Altri appunti sparsi:
- La sigla dell’anno, che utilizza i personaggi della serie animata Chouette, era discreta, ma priva del mordente di quella dell’anno passato. Il sirtaki con velocità progressiva che la caratterizza ha coinvolto il pubblico già dalla seconda proiezione, ma a lungo andare non ci sono state le ovazioni che si son viste in altre annate.
- Il manifesto dell’anno, che vedete in cima all’articolo, l’ho decifrato per primo io. Bravo, Luca.
- Risolti, invece, in generale, i problemi tecnici che l’anno scorso erano stati davvero troppi. Con qualche piccola eccezione, proiezioni puntuali e buona qualità.
- Di contro, le sale del Bonlieu iniziano a mostrare un po’ l’età. E’ giunto il momento di rifare la moquette nella Grande Salle e di aggiustare le sedie ballerine della Petite.
- Spike aveva, come cappello buffo dell’anno, un copricapo da faraone. Però ci è parso un po’ abbacchiato. Povero Spike. Qui a fianco, un fotogramma di un filmato che mostra il nostro eroe.
- Ho mangiato la tartiflette una sola volta, e inizio ad avere il sospetto che mi impedisca di dormire. Diamine. In compenso, ho mangiato una tartare col reblochon fuso che era nettare degli dei. Si gioisca, a questo proposito.

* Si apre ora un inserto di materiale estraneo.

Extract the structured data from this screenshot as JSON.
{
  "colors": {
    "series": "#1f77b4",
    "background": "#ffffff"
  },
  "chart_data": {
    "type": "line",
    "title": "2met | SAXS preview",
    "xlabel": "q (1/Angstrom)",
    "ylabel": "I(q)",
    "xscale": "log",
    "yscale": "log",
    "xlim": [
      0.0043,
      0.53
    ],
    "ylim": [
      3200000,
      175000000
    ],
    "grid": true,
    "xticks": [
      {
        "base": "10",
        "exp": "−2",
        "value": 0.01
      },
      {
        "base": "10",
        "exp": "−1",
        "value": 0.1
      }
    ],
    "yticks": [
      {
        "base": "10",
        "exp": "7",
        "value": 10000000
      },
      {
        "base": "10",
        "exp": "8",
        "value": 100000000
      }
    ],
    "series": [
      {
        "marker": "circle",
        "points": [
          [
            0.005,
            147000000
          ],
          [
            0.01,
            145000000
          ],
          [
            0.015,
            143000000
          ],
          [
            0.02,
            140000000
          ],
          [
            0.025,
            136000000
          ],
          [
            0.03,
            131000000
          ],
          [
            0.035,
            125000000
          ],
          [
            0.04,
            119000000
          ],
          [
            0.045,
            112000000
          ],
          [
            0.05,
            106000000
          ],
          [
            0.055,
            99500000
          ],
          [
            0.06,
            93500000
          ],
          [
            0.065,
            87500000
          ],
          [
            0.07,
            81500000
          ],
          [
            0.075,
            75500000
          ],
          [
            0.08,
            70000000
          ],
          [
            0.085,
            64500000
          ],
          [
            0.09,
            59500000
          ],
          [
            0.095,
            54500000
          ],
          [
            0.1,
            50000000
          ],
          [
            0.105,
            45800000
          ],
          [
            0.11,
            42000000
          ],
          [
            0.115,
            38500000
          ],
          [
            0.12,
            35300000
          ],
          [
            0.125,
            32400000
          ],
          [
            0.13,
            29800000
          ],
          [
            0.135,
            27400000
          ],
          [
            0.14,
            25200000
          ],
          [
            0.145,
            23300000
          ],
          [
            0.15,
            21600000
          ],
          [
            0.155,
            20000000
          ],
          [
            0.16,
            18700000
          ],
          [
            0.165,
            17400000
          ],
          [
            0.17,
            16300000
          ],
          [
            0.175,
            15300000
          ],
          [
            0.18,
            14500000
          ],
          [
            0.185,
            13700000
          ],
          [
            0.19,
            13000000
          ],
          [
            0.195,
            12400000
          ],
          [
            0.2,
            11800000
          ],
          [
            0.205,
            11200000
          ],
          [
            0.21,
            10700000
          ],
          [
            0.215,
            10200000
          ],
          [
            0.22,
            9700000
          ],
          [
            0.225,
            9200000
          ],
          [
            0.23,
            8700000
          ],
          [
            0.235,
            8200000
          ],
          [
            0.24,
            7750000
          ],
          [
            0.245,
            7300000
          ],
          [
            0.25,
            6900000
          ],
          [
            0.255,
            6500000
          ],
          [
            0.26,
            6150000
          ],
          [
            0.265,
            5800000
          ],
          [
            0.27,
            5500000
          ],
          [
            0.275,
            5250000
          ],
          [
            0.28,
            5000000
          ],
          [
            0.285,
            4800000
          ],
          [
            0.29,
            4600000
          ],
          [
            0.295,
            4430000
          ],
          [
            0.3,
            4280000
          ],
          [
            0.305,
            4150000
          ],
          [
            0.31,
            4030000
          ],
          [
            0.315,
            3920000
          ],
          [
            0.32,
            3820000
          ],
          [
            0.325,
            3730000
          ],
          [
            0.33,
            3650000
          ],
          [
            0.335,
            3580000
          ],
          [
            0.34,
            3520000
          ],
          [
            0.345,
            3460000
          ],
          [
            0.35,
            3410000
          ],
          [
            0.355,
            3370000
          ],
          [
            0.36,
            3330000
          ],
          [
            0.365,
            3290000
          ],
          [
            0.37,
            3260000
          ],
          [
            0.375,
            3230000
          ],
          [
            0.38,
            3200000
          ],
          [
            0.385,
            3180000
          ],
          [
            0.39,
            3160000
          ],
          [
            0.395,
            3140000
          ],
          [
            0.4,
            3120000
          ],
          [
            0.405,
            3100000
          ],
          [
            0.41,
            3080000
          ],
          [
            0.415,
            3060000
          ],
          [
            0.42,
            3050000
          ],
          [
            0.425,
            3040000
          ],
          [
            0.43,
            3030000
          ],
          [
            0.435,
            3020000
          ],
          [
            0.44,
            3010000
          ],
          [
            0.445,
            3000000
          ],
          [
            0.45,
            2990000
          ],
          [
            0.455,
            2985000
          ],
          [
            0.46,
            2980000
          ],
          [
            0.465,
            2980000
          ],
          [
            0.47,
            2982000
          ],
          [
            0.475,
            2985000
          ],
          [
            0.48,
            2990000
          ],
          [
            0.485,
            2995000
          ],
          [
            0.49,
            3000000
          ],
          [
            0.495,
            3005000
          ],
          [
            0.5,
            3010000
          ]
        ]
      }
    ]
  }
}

- A causa della dieta Harry Potter (burro-birra) ho preso quasi 2 kg, nonostante le due corsette sul lungo lago. Quest’anno queste ultime dovevano essere tre, ma arrivati al venerdì si inizia a essere un po’ stanchini…
(Ok, le ombre le abbiamo capite… ma le luci quali erano? Beh, mi sono divertito un sacco come al solito, che si vuole di più?)